## Optimization example: Linear regression

In this example, we will solve a linear regression problem three different ways.

Before we start, we need to define the `mean_square_error` objective function, and provide the "data" matrix $X$ and the "outcome" vector $y$.

In [None]:
import numpy as np
from sklearn import linear_model
import statsmodels.api as sm
import scipy.optimize as opt


def mean_square_error(X,y,beta):
    mse = np.linalg.norm((X @ beta) - y) **2
    return mse

X = np.array([[1, 2], [3, 4], [5, 6]])
y = np.array([7,8,9])

mse_for_this_problem = lambda beta: mean_square_error(X,y,beta) # define a specific version of the mean_square_error function that uses X and y

First, we will minimize the objective function numerically, using `scipy.optimize.minimize`.

In [None]:
reg_scipy = opt.minimize(mse_for_this_problem, np.zeros(2)).x #provide an initial guess of beta = [0,0]
print(reg_scipy)

Next, we will solve the problem analytically, using the closed form solution.

In [None]:
reg_inv = np.linalg.inv(X.T @ X) @ X.T @ y # this is the analytical solution
reg_solve = np.linalg.solve(X.T @ X, X.T @ y) # this is also the analytical solution, but should be faster than using the inverse.

In [None]:
print(f"reg_inv = {reg_inv}") # notice that they give the same answer
print(f"beta_hat3 = {reg_solve}")  # The time difference won't be noticeable for small matrices like this one, but it will be substantial when you have more data

Finally, we'll solve the same problem using scikit-learn and statsmodels. 

In [None]:
# Using sklearn.linear_model
reg_sklearn = linear_model.LinearRegression(fit_intercept=False)
reg_sklearn.fit(X, y)
beta_hat_sklearn = reg_sklearn.coef_
print(f"beta_hat_sklearn = {beta_hat_sklearn}")

# Using statsmodels.api
reg_statsmodels = sm.OLS(y, X)
sm_result = reg_statsmodels.fit()
beta_hat_statsmodels = sm_result.params
print(f"beta_hat_statsmodels = {beta_hat_statsmodels}")


In [None]:
print(sm_result.summary())

At face value, it is good that all methods give the same answer.

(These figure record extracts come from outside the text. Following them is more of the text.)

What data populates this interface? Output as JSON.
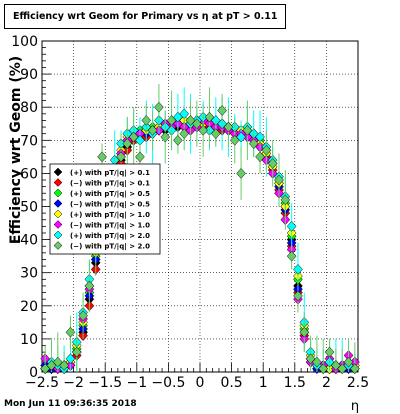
{
  "footer": {
    "timestamp": "Mon Jun 11 09:36:35 2018"
  },
  "chart_data": {
    "type": "scatter",
    "title": "Efficiency wrt Geom for Primary vs   η at pT > 0.11",
    "xlabel": "η",
    "ylabel": "Efficiency wrt Geom (%)",
    "xlim": [
      -2.5,
      2.5
    ],
    "ylim": [
      0,
      100
    ],
    "xticks": [
      "−2.5",
      "−2",
      "−1.5",
      "−1",
      "−0.5",
      "0",
      "0.5",
      "1",
      "1.5",
      "2",
      "2.5"
    ],
    "yticks": [
      "0",
      "10",
      "20",
      "30",
      "40",
      "50",
      "60",
      "70",
      "80",
      "90",
      "100"
    ],
    "grid": true,
    "legend_position": "left-middle",
    "series": [
      {
        "name": "(+) with pT/|q| > 0.1",
        "color": "#000000",
        "x": [
          -2.45,
          -2.35,
          -2.25,
          -2.15,
          -2.05,
          -1.95,
          -1.85,
          -1.75,
          -1.65,
          -1.55,
          -1.45,
          -1.35,
          -1.25,
          -1.15,
          -1.05,
          -0.95,
          -0.85,
          -0.75,
          -0.65,
          -0.55,
          -0.45,
          -0.35,
          -0.25,
          -0.15,
          -0.05,
          0.05,
          0.15,
          0.25,
          0.35,
          0.45,
          0.55,
          0.65,
          0.75,
          0.85,
          0.95,
          1.05,
          1.15,
          1.25,
          1.35,
          1.45,
          1.55,
          1.65,
          1.75,
          1.85,
          1.95,
          2.05,
          2.15,
          2.25,
          2.35,
          2.45
        ],
        "y": [
          2,
          1,
          1,
          2,
          3,
          6,
          12,
          22,
          33,
          42,
          50,
          58,
          64,
          68,
          70,
          71,
          72,
          72,
          73,
          73,
          74,
          74,
          74,
          74,
          75,
          75,
          75,
          74,
          74,
          73,
          73,
          72,
          72,
          71,
          69,
          66,
          62,
          57,
          50,
          40,
          26,
          12,
          4,
          2,
          1,
          1,
          1,
          2,
          2,
          3
        ]
      },
      {
        "name": "(−) with pT/|q| > 0.1",
        "color": "#ff0000",
        "x": [
          -2.45,
          -2.35,
          -2.25,
          -2.15,
          -2.05,
          -1.95,
          -1.85,
          -1.75,
          -1.65,
          -1.55,
          -1.45,
          -1.35,
          -1.25,
          -1.15,
          -1.05,
          -0.95,
          -0.85,
          -0.75,
          -0.65,
          -0.55,
          -0.45,
          -0.35,
          -0.25,
          -0.15,
          -0.05,
          0.05,
          0.15,
          0.25,
          0.35,
          0.45,
          0.55,
          0.65,
          0.75,
          0.85,
          0.95,
          1.05,
          1.15,
          1.25,
          1.35,
          1.45,
          1.55,
          1.65,
          1.75,
          1.85,
          1.95,
          2.05,
          2.15,
          2.25,
          2.35,
          2.45
        ],
        "y": [
          1,
          2,
          1,
          1,
          2,
          5,
          11,
          20,
          31,
          41,
          49,
          57,
          63,
          67,
          70,
          71,
          71,
          72,
          73,
          74,
          74,
          75,
          75,
          74,
          74,
          75,
          74,
          74,
          73,
          73,
          72,
          72,
          71,
          70,
          68,
          65,
          61,
          55,
          48,
          38,
          24,
          11,
          3,
          2,
          1,
          2,
          1,
          2,
          3,
          2
        ]
      },
      {
        "name": "(+) with pT/|q| > 0.5",
        "color": "#00ff00",
        "x": [
          -2.45,
          -2.35,
          -2.25,
          -2.15,
          -2.05,
          -1.95,
          -1.85,
          -1.75,
          -1.65,
          -1.55,
          -1.45,
          -1.35,
          -1.25,
          -1.15,
          -1.05,
          -0.95,
          -0.85,
          -0.75,
          -0.65,
          -0.55,
          -0.45,
          -0.35,
          -0.25,
          -0.15,
          -0.05,
          0.05,
          0.15,
          0.25,
          0.35,
          0.45,
          0.55,
          0.65,
          0.75,
          0.85,
          0.95,
          1.05,
          1.15,
          1.25,
          1.35,
          1.45,
          1.55,
          1.65,
          1.75,
          1.85,
          1.95,
          2.05,
          2.15,
          2.25,
          2.35,
          2.45
        ],
        "y": [
          1,
          1,
          2,
          2,
          3,
          7,
          14,
          24,
          35,
          44,
          52,
          60,
          66,
          70,
          72,
          73,
          73,
          74,
          74,
          75,
          75,
          76,
          76,
          75,
          75,
          76,
          76,
          75,
          75,
          74,
          74,
          73,
          73,
          72,
          70,
          67,
          63,
          58,
          51,
          41,
          28,
          13,
          4,
          2,
          1,
          1,
          2,
          1,
          2,
          1
        ]
      },
      {
        "name": "(−) with pT/|q| > 0.5",
        "color": "#0000ff",
        "x": [
          -2.45,
          -2.35,
          -2.25,
          -2.15,
          -2.05,
          -1.95,
          -1.85,
          -1.75,
          -1.65,
          -1.55,
          -1.45,
          -1.35,
          -1.25,
          -1.15,
          -1.05,
          -0.95,
          -0.85,
          -0.75,
          -0.65,
          -0.55,
          -0.45,
          -0.35,
          -0.25,
          -0.15,
          -0.05,
          0.05,
          0.15,
          0.25,
          0.35,
          0.45,
          0.55,
          0.65,
          0.75,
          0.85,
          0.95,
          1.05,
          1.15,
          1.25,
          1.35,
          1.45,
          1.55,
          1.65,
          1.75,
          1.85,
          1.95,
          2.05,
          2.15,
          2.25,
          2.35,
          2.45
        ],
        "y": [
          2,
          1,
          1,
          1,
          2,
          6,
          13,
          23,
          34,
          43,
          51,
          59,
          65,
          69,
          71,
          72,
          72,
          73,
          74,
          74,
          75,
          75,
          75,
          75,
          76,
          75,
          75,
          75,
          74,
          74,
          73,
          72,
          72,
          71,
          69,
          66,
          62,
          56,
          49,
          39,
          25,
          12,
          3,
          1,
          2,
          1,
          1,
          2,
          1,
          2
        ]
      },
      {
        "name": "(+) with pT/|q| > 1.0",
        "color": "#ffff00",
        "x": [
          -2.45,
          -2.35,
          -2.25,
          -2.15,
          -2.05,
          -1.95,
          -1.85,
          -1.75,
          -1.65,
          -1.55,
          -1.45,
          -1.35,
          -1.25,
          -1.15,
          -1.05,
          -0.95,
          -0.85,
          -0.75,
          -0.65,
          -0.55,
          -0.45,
          -0.35,
          -0.25,
          -0.15,
          -0.05,
          0.05,
          0.15,
          0.25,
          0.35,
          0.45,
          0.55,
          0.65,
          0.75,
          0.85,
          0.95,
          1.05,
          1.15,
          1.25,
          1.35,
          1.45,
          1.55,
          1.65,
          1.75,
          1.85,
          1.95,
          2.05,
          2.15,
          2.25,
          2.35,
          2.45
        ],
        "y": [
          1,
          2,
          2,
          1,
          3,
          8,
          15,
          26,
          36,
          45,
          53,
          61,
          67,
          71,
          72,
          72,
          73,
          73,
          74,
          74,
          75,
          75,
          76,
          76,
          76,
          75,
          75,
          74,
          74,
          74,
          73,
          73,
          72,
          71,
          69,
          66,
          62,
          57,
          50,
          42,
          29,
          14,
          5,
          2,
          1,
          1,
          1,
          1,
          2,
          2
        ]
      },
      {
        "name": "(−) with pT/|q| > 1.0",
        "color": "#ff00ff",
        "x": [
          -2.45,
          -2.35,
          -2.25,
          -2.15,
          -2.05,
          -1.95,
          -1.85,
          -1.75,
          -1.65,
          -1.55,
          -1.45,
          -1.35,
          -1.25,
          -1.15,
          -1.05,
          -0.95,
          -0.85,
          -0.75,
          -0.65,
          -0.55,
          -0.45,
          -0.35,
          -0.25,
          -0.15,
          -0.05,
          0.05,
          0.15,
          0.25,
          0.35,
          0.45,
          0.55,
          0.65,
          0.75,
          0.85,
          0.95,
          1.05,
          1.15,
          1.25,
          1.35,
          1.45,
          1.55,
          1.65,
          1.75,
          1.85,
          1.95,
          2.05,
          2.15,
          2.25,
          2.35,
          2.45
        ],
        "y": [
          4,
          2,
          1,
          2,
          2,
          6,
          16,
          25,
          37,
          46,
          52,
          60,
          66,
          70,
          71,
          72,
          74,
          73,
          73,
          75,
          74,
          75,
          74,
          73,
          74,
          76,
          75,
          74,
          74,
          73,
          72,
          72,
          71,
          70,
          68,
          64,
          60,
          54,
          46,
          37,
          22,
          10,
          3,
          2,
          2,
          4,
          1,
          2,
          5,
          3
        ]
      },
      {
        "name": "(+) with pT/|q| > 2.0",
        "color": "#00ffff",
        "x": [
          -2.45,
          -2.35,
          -2.25,
          -2.15,
          -2.05,
          -1.95,
          -1.85,
          -1.75,
          -1.65,
          -1.55,
          -1.45,
          -1.35,
          -1.25,
          -1.15,
          -1.05,
          -0.95,
          -0.85,
          -0.75,
          -0.65,
          -0.55,
          -0.45,
          -0.35,
          -0.25,
          -0.15,
          -0.05,
          0.05,
          0.15,
          0.25,
          0.35,
          0.45,
          0.55,
          0.65,
          0.75,
          0.85,
          0.95,
          1.05,
          1.15,
          1.25,
          1.35,
          1.45,
          1.55,
          1.65,
          1.75,
          1.85,
          1.95,
          2.05,
          2.15,
          2.25,
          2.35,
          2.45
        ],
        "y": [
          1,
          3,
          2,
          1,
          4,
          9,
          18,
          28,
          39,
          47,
          55,
          64,
          69,
          72,
          73,
          70,
          74,
          72,
          76,
          74,
          73,
          77,
          78,
          75,
          76,
          77,
          73,
          76,
          75,
          74,
          74,
          71,
          74,
          72,
          71,
          68,
          64,
          59,
          53,
          44,
          31,
          15,
          6,
          2,
          1,
          3,
          2,
          1,
          2,
          1
        ]
      },
      {
        "name": "(−) with pT/|q| > 2.0",
        "color": "#66cc66",
        "x": [
          -2.45,
          -2.35,
          -2.25,
          -2.15,
          -2.05,
          -1.95,
          -1.85,
          -1.75,
          -1.65,
          -1.55,
          -1.45,
          -1.35,
          -1.25,
          -1.15,
          -1.05,
          -0.95,
          -0.85,
          -0.75,
          -0.65,
          -0.55,
          -0.45,
          -0.35,
          -0.25,
          -0.15,
          -0.05,
          0.05,
          0.15,
          0.25,
          0.35,
          0.45,
          0.55,
          0.65,
          0.75,
          0.85,
          0.95,
          1.05,
          1.15,
          1.25,
          1.35,
          1.45,
          1.55,
          1.65,
          1.75,
          1.85,
          1.95,
          2.05,
          2.15,
          2.25,
          2.35,
          2.45
        ],
        "y": [
          1,
          2,
          3,
          2,
          12,
          6,
          17,
          26,
          38,
          65,
          51,
          59,
          65,
          69,
          71,
          65,
          76,
          73,
          80,
          71,
          76,
          70,
          72,
          76,
          75,
          73,
          77,
          72,
          79,
          74,
          70,
          60,
          73,
          69,
          65,
          67,
          63,
          58,
          52,
          35,
          23,
          12,
          4,
          3,
          1,
          6,
          2,
          1,
          3,
          1
        ]
      }
    ]
  }
}
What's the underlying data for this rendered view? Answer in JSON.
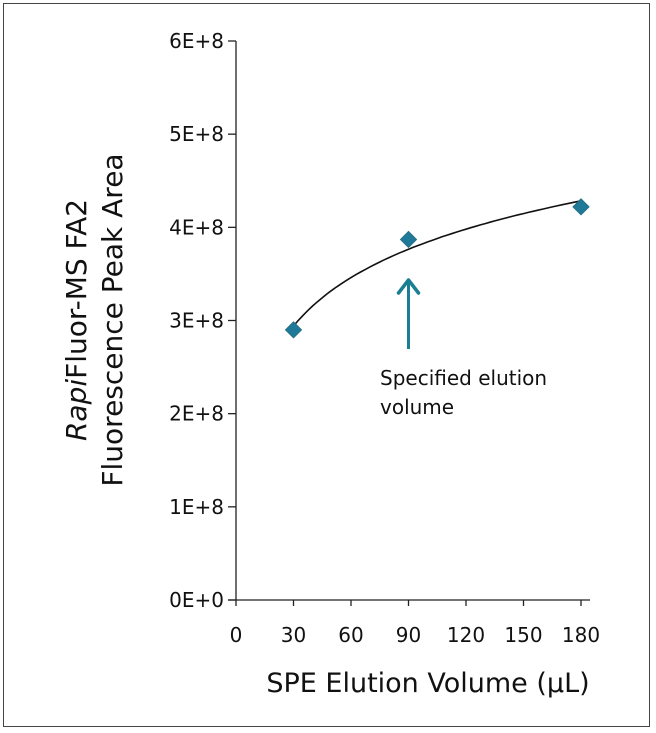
{
  "chart_data": {
    "type": "scatter",
    "xlabel": "SPE Elution Volume (µL)",
    "ylabel_line1_italic": "Rapi",
    "ylabel_line1_rest": "Fluor-MS FA2",
    "ylabel_line2": "Fluorescence Peak Area",
    "xlim": [
      0,
      180
    ],
    "ylim": [
      0,
      600000000
    ],
    "xticks": [
      0,
      30,
      60,
      90,
      120,
      150,
      180
    ],
    "xtick_labels": [
      "0",
      "30",
      "60",
      "90",
      "120",
      "150",
      "180"
    ],
    "yticks": [
      0,
      100000000,
      200000000,
      300000000,
      400000000,
      500000000,
      600000000
    ],
    "ytick_labels": [
      "0E+0",
      "1E+8",
      "2E+8",
      "3E+8",
      "4E+8",
      "5E+8",
      "6E+8"
    ],
    "grid": false,
    "points": [
      {
        "x": 30,
        "y": 290000000
      },
      {
        "x": 90,
        "y": 387000000
      },
      {
        "x": 180,
        "y": 422000000
      }
    ],
    "trendline": "logarithmic",
    "marker": "diamond",
    "marker_color": "#1f7a99",
    "trendline_color": "#111111",
    "annotation": {
      "x": 90,
      "lines": [
        "Specified elution",
        "volume"
      ],
      "arrow_color": "#1b7f93"
    }
  }
}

However, it is good to note that

1. The numerical solution is not exact, will depend on the initial guess, and may not converge. However, the numerical solution is very general, and can be used for nonlinear models.
3. The analytical solution is exact, but only works for linear regression. Using `np.linalg.solve` will be faster than inverting the matrix.
4. The scikit-learn and statsmodels solutions are also exact, and are optimized for linear regression. They may be slower than the analytical solution, but give you a lot of extra important information.